Quando questionado sobre a ruptura e a insatisfação do time paulista com os rumos das negociações de direitos de transmissão, Bap foi direto. “O efeito prático é nenhum”, disparou, classificando o movimento como “jogo de cena”. O presidente garantiu que nenhuma liga brasileira será montada sem Flamengo ou Palmeiras, mas alertou que o Mais Querido não se deixará influenciar por comportamentos infantis nos corredores da entidade.

“O que acontece dentro de campo deveria ficar dentro de campo. Agora, alguém achar que vai fazer birra, que vai fazer biquinho, que vai reclamar, que vai espernear e que, por qualquer razão, eu vá tratar de maneira diferente, vou mudar o que penso ou que vou fazer por conta disso… boa sorte”

A declaração expõe o racha definitivo entre os dois gigantes brasileiros que vêm dominando títulos no continente. A crise começou quando a Libra discutia os valores das cotas de transmissão com a Rede Globo até 2029. O Palmeiras, presidido por Leila Pereira, queria receber os mesmos valores que o Flamengo. O Mengão, por sua vez, pleiteava uma quantia maior por registrar mais audiência.

O acordo de R$ 150 milhões que dividiu a Libra

O Flamengo conseguiu convencer a maioria dos clubes a aceitar a proposta de R$ 150 milhões fixados com a emissora. Inicialmente, Leila Pereira havia assinado o documento favorável ao rubro-negro. Mas recuou da decisão, se revoltou com os moldes e optou por abandonar o bloco. Logo após o Flamengo e o Grêmio emitirem um comunicado conjunto celebrando o acordo, o Palmeiras reagiu publicamente com ataques às duas equipes.

A estratégia do Flamengo segue focada em valorizar sua marca e gerar novas receitas para manter a hegemonia técnica no cenário nacional. O presidente deixou evidente que essa postura não será alterada por pressões externas ou movimentos políticos de rivais. Para Bap, o futebol disputado dentro das quatro linhas deveria ser o ponto de encontro entre os clubes, não o motivo de desavenças nos bastidores.

A resposta de Bap vem em momento em que a novela ganha novos capítulos. Depois das críticas de Leila Pereira sobre lances específicos da final da Libertadores 2025 — quando o Flamengo conquistou seu tetracampeonato na competição com o gol de Danilo em Lima — o presidente rubro-negro reforçou que não haverá concessões por questões extra-campo.

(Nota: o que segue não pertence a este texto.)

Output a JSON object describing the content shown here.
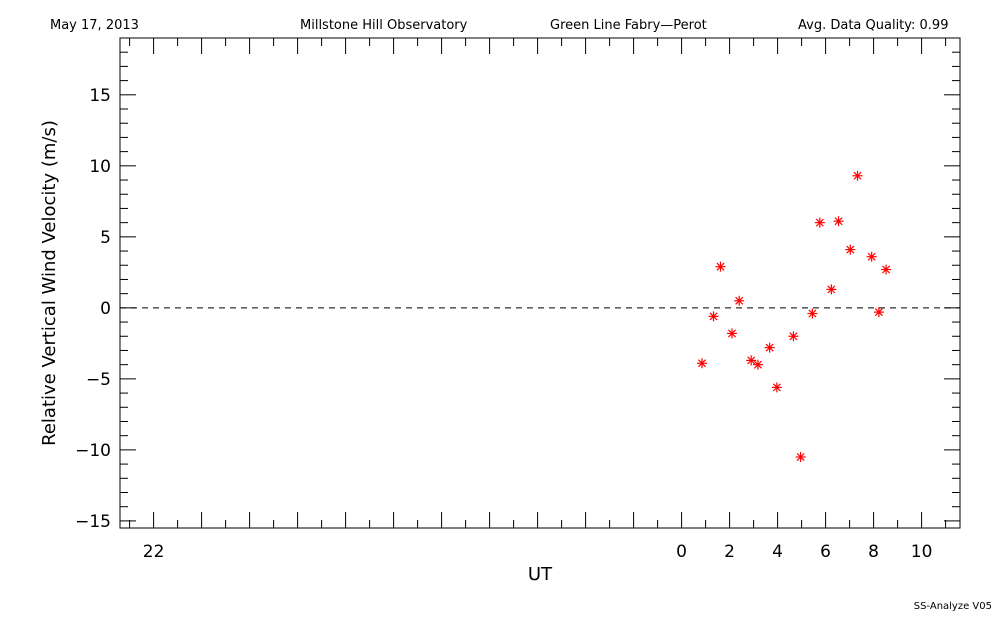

Flamengo apoia reforma tributária e reafirma liderança

Enquanto negocia os direitos de transmissão, o Mais Querido também se posiciona como liderança em outras frentes institucionais. O clube divulgou nota celebrando a aprovação pela Câmara dos Deputados do Regime Especial de Tributação para Associações Desportivas (RETAD), projeto que reduzirá a carga tributária de clubes associativos de 11,4% para menos de 5% sobre o total da receita. A votação terminou em 421 votos a 3, e o projeto segue para votação no Senado Federal para virar lei definitiva.

O Flamengo se posicionou como uma das lideranças do movimento pela mudança tributária, reforçando sua atuação institucional além dos campos de jogo. Essa atuação em múltiplas frentes — das negociações de TV às reformas legislativas — marca o estilo de gestão de Bap, que não hesita em confrontar rivais quando necessário e também em buscar soluções estruturais para o futebol brasileiro.

Com a Libra travada politicamente e o projeto de uma liga nacional unificada ainda distante de uma resolução, o Flamengo mantém sua linha firme. Bap deixou a mensagem clara: o clube não cede a pressões políticas, não muda de opinião por birra de rival e continua focado em seus objetivos institucionais e de competição. A novela dos bastidores segue, mas o rubro-negro segue seu caminho.